A 88 anni, Ridley Scott gira un film post-apocalittico che sfida il suo stesso mito (e l'uscita è vicina)
Ridley Scott torna alla fantascienza a 88 anni con The Dog Stars, film post-apocalittico in uscita ad agosto 2026. Un nuovo capitolo per il maestro di Alien e Blade Runner.
A ottantotto anni, quando molti suoi colleghi si sono ritirati da tempo o si limitano a supervisionare progetti altrui, il maestro britannico Ridley Scott torna dietro la macchina da presa per The Dog Stars, un film che segna il suo ritorno alla fantascienza dopo otto anni di assenza dal genere che lo ha consacrato.
The Dog Stars arriverà nelle sale italiane il 26 agosto 2026, chiudendo potenzialmente la stagione estiva con un colpo da maestro. Scott abbandona lo spazio siderale che ha reso iconico con Alien e The Martian per tuffarsi in un territorio narrativo che non ha mai esplorato prima, quello del post-apocalittico distopico.Il film è tratto dall'omonimo romanzo del 2012 di Peter Heller e racconta la storia di Hig, interpretato da Jacob Elordi, un pilota che lotta per sopravvivere in un mondo devastato da una pandemia globale che ha spazzato via la maggior parte della popolazione. Al suo fianco ci sono solo il suo cane e Bangley, un ex marine interpretato da Josh Brolin. Quando i due ricevono una misteriosa trasmissione radio, decidono di intraprendere un viaggio pericoloso attraverso una campagna ridotta a desolazione.

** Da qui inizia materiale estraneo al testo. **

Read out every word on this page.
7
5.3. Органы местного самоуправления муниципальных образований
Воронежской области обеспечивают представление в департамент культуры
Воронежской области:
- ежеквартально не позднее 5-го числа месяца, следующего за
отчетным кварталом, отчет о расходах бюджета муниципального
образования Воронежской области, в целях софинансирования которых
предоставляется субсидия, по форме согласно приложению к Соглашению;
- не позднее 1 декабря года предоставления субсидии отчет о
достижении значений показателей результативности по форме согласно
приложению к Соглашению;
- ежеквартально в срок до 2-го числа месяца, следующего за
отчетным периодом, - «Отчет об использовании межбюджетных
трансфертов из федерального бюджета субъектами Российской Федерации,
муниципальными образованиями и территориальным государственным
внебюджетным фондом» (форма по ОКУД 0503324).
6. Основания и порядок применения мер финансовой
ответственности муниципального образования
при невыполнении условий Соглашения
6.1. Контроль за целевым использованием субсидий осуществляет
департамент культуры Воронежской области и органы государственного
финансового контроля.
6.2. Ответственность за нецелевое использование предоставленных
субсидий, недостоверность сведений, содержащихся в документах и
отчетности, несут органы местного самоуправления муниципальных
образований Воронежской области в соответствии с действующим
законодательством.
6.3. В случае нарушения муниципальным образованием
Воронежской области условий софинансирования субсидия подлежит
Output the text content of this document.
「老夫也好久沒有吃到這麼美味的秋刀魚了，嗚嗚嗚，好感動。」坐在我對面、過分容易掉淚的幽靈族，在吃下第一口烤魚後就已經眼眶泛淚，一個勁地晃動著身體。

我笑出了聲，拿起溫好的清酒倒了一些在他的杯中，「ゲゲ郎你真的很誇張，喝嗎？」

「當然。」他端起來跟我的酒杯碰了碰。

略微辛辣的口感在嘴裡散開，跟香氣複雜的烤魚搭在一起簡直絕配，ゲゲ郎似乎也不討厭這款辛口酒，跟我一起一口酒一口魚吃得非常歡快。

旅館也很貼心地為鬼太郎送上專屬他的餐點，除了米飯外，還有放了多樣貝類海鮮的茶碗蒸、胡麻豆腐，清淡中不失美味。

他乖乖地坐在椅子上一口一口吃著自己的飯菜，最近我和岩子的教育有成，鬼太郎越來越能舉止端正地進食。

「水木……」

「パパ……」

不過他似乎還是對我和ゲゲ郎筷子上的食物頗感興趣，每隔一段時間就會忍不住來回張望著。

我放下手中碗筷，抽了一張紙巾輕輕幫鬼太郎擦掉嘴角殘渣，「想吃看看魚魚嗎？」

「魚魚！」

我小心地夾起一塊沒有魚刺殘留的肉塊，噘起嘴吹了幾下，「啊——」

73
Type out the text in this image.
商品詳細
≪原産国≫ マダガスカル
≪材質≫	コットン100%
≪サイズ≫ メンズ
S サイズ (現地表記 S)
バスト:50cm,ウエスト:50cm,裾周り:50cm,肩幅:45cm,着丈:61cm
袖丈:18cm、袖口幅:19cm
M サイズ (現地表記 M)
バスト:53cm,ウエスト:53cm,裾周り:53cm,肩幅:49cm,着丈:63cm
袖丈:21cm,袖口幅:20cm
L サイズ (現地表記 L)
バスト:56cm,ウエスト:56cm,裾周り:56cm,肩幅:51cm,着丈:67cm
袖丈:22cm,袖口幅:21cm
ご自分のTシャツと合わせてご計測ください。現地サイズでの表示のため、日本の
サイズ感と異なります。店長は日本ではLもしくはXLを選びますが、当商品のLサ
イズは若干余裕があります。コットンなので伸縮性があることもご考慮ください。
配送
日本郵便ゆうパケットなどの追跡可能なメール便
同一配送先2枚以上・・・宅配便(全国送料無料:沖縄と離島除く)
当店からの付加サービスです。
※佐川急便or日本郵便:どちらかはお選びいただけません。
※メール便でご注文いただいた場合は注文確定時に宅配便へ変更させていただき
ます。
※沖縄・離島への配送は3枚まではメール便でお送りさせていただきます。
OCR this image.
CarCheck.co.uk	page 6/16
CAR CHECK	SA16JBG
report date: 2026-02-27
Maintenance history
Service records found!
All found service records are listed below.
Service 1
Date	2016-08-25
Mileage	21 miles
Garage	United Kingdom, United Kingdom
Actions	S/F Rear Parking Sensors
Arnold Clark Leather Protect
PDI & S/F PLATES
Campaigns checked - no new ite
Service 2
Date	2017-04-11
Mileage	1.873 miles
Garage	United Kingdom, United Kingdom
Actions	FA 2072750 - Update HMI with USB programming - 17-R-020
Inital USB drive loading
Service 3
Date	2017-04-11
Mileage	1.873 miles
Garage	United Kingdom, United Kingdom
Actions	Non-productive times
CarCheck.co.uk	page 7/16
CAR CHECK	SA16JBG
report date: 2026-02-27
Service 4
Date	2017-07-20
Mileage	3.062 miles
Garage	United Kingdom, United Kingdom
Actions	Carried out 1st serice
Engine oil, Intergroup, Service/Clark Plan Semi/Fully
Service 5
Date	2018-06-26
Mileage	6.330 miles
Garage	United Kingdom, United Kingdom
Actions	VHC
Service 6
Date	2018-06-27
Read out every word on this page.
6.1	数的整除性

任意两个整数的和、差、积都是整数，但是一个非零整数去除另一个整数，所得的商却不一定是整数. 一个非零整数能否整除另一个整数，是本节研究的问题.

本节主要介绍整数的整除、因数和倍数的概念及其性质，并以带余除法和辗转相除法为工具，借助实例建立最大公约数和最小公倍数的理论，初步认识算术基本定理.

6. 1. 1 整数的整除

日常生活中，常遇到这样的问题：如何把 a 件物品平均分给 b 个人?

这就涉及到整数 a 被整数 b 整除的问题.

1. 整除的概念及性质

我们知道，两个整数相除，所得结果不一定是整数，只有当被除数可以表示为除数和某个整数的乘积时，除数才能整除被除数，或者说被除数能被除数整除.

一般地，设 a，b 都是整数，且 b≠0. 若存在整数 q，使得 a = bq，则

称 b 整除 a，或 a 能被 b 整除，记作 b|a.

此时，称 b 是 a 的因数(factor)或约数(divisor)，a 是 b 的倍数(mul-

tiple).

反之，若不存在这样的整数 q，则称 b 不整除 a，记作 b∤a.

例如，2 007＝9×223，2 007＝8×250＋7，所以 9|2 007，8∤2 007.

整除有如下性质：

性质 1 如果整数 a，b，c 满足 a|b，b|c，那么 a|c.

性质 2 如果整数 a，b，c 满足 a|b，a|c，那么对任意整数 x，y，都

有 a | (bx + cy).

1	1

Ciò che distingue questo nuovo progetto dai precedenti è l'ambientazione. Scott ha trascorso la sua carriera esplorando lo spazio, da astronavi claustrofobiche a pianeti alieni ostili, fino alle distese marziane. The Dog Stars lo riporta sulla Terra, ma in una versione devastata, privata della sua civiltà, ridotta a brandelli di ciò che era. Non ci sono tecnologie avanzate o intelligenze artificiali come in Blade Runner, ma il collasso totale della società, un ritorno forzato a una sopravvivenza primordiale.
In un certo senso, The Dog Stars può essere visto come un contraltare terrestre di Blade Runner. Entrambi immaginano futuri distopici, ma mentre Blade Runner mostrava un mondo dove la tecnologia aveva progredito oltre ogni immaginazione creando replicanti indistinguibili dagli umani, The Dog Stars presenta uno scenario opposto: la tecnologia è scomparsa, la società è crollata, resta solo l'essenziale. È la fantascienza ridotta all'osso, spogliata dei suoi orpelli hi-tech, più vicina a The Walking Dead o World War Z che a Alien.
Questa scelta narrativa dimostra la versatilità di Scott come regista. Dopo quasi cinquant'anni di carriera, continua a mettersi alla prova, a esplorare nuovi territori, a cercare storie che lo sfidino come artista. Non si accontenta di replicare le formule che lo hanno reso famoso, ma cerca attivamente di sovvertirle, di mostrarci qualcosa che non abbiamo ancora visto da lui.
Le prime immagini del film promettono già un nuovo classico. Scott dimostra di padroneggiare perfettamente le tecnologie cinematografiche più avanzate, pur avendo iniziato la sua carriera in un'epoca completamente diversa. La sua capacità di adattarsi e reinventarsi è parte integrante del suo genio.